Return of Garage Kubrick

Cinema is commonly discussed as a "collaborative medium." What else could you call a kind of art-making that requires, in some cases, thousands of people to work in coordination over a number of years before the resulting art is finished and released? Even an independent film—even a "no-budget" "DIY" film—nearly always requires a division of labor among a handful of collaborators.

Film is not unique in this; but the romantic notion of the Artist generally identifies a single creator. The painter, working mostly alone; or a sculptor; or the ink-stained wretch of a writer. The notion persists even in more plainly group efforts such as dance or music-making. In film, we have the venerable "auteur theory" to inject the notion of the singular creative genius into the plural activity of filmmaking; a single unifying vision that corrals and subjugates the collective action to its command, thereby deserving of the title Author.

The power of that supposedly individual vision to so subjugate the work of a battalion of artists is generally directly related to the perceived quality of the final product, deserved or not. Directors get the lion's share of credit, although few of them, in the history of film, have ever had such complete control.

But this is the dream. The dream of the auteur is that it might be possible to truly create individually the precise vision in their mind's eye, without the need to bend other artists to their will. Traditional filmmaking renders this dream ludicrous. But the promise of AI filmmaking is the realization of the dream; ultimately, the ability to create an entire movie by yourself.

In the last month I have rewatched both Miyazaki and Studio Ghibli's Spirited Away (2001) and Docter and Pixar's Inside Out (2015), both of them masterpieces of animation. In great animation it is possible to glimpse the dream of the solo-auteur—a purity of vision unconstrained by the base realism of live-action cinema—even though, of course, animated films are among the most expensive and human-resource intensive of all.

But it is possible now to imagine a time in the not-too-distant future when anyone with the vision and storytelling chops will be freed from the need for collaborators entirely. This creator is someone I've long-imagined, perhaps even before I read the memorable phrase "Garage Kubrick" in some long-ago essay. The idea of the obsessive auteur, finally able to perfectly realize her vision, alone, perhaps in her garage.

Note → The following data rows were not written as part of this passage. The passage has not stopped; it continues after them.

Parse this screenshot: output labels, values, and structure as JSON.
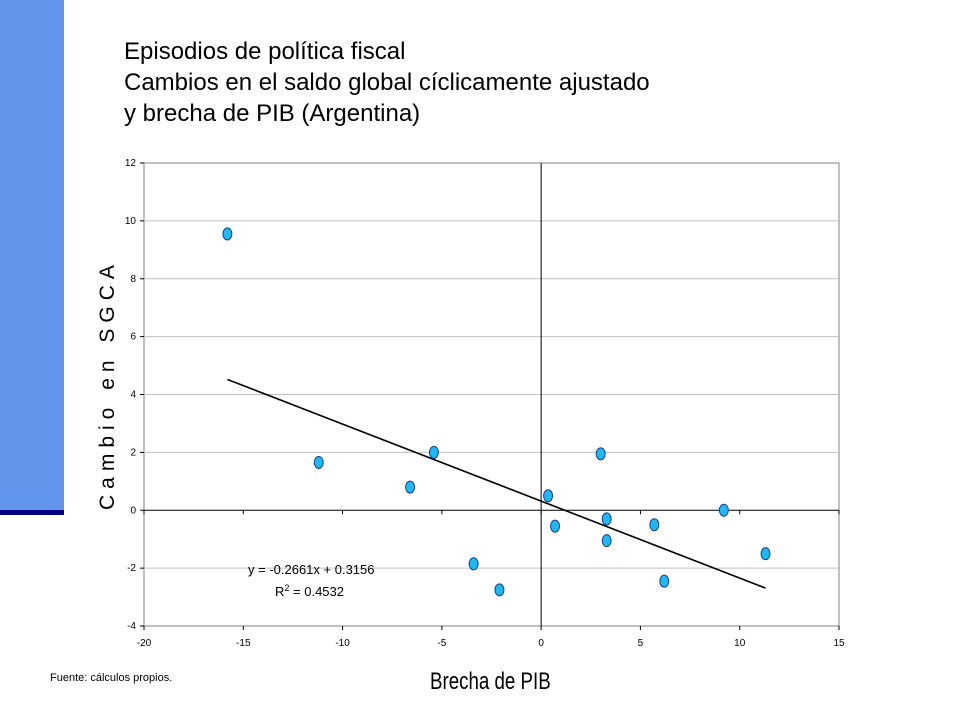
{
  "title": {
    "line1": "Episodios de política fiscal",
    "line2": "Cambios en el saldo global cíclicamente ajustado",
    "line3": "y brecha de PIB (Argentina)"
  },
  "source": "Fuente: cálculos propios.",
  "colors": {
    "sidebar": "#6495ed",
    "sidebar_line": "#000080",
    "point_fill": "#1fb8f0",
    "point_stroke": "#1a3a8a",
    "grid": "#c0c0c0",
    "trend": "#000000"
  },
  "chart_data": {
    "type": "scatter",
    "title": "",
    "xlabel": "Brecha de PIB",
    "ylabel": "Cambio en SGCA",
    "xlim": [
      -20,
      15
    ],
    "ylim": [
      -4,
      12
    ],
    "xticks": [
      -20,
      -15,
      -10,
      -5,
      0,
      5,
      10,
      15
    ],
    "yticks": [
      -4,
      -2,
      0,
      2,
      4,
      6,
      8,
      10,
      12
    ],
    "grid": "horizontal",
    "series": [
      {
        "points": [
          {
            "x": -15.8,
            "y": 9.55
          },
          {
            "x": -11.2,
            "y": 1.65
          },
          {
            "x": -6.6,
            "y": 0.8
          },
          {
            "x": -5.4,
            "y": 2.0
          },
          {
            "x": -3.4,
            "y": -1.85
          },
          {
            "x": -2.1,
            "y": -2.75
          },
          {
            "x": 0.35,
            "y": 0.5
          },
          {
            "x": 0.7,
            "y": -0.55
          },
          {
            "x": 3.0,
            "y": 1.95
          },
          {
            "x": 3.3,
            "y": -0.3
          },
          {
            "x": 3.3,
            "y": -1.05
          },
          {
            "x": 5.7,
            "y": -0.5
          },
          {
            "x": 6.2,
            "y": -2.45
          },
          {
            "x": 9.2,
            "y": 0.0
          },
          {
            "x": 11.3,
            "y": -1.5
          }
        ]
      }
    ],
    "trendline": {
      "slope": -0.2661,
      "intercept": 0.3156,
      "x_range": [
        -15.8,
        11.3
      ],
      "equation_label": "y = -0.2661x + 0.3156",
      "r2_prefix": "R",
      "r2_sup": "2",
      "r2_value": " = 0.4532"
    }
  }
}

The term appeared—as I've just now rediscovered via Google—in a piece from October 1999 in Wired magazine written by no-less a futurist than William Gibson, who had toyed with the phrase in relation to a character he subsequently deleted from the book he was writing at the time. He was struggling a little to understand such a character, but then he attended, with his daughter, a private screening of early works of digital cinema at Hollywood's Chateau Marmont, and the vision for the character became a little clearer.

The Garage Kubrick is a stone auteur, an adolescent near-future Orson Welles, plugged into some unthinkable (but affordable) node of consumer tech in his parents' garage. The Garage Kubrick is single-handedly making a feature in there, some sort of apparently live-action epic that may or may not involve motion capture. That may or may not involve human actors, but which will seem to.

The Garage Kubrick is a control freak to an extent impossible any further back along the technological timeline. He is making, literally, a one-man movie; he is his film's author to the degree that I had always assumed any auteur would want to be.

And he will not, consequently, come out of the garage. His parents, worried at first, have gone into denial. He is simply in there, making his film. Doing it the way my friend assumed Stanley Kubrick would have done it if he'd had the tech wherewithal.

Prescient, as always, Gibson's vision is about to come true.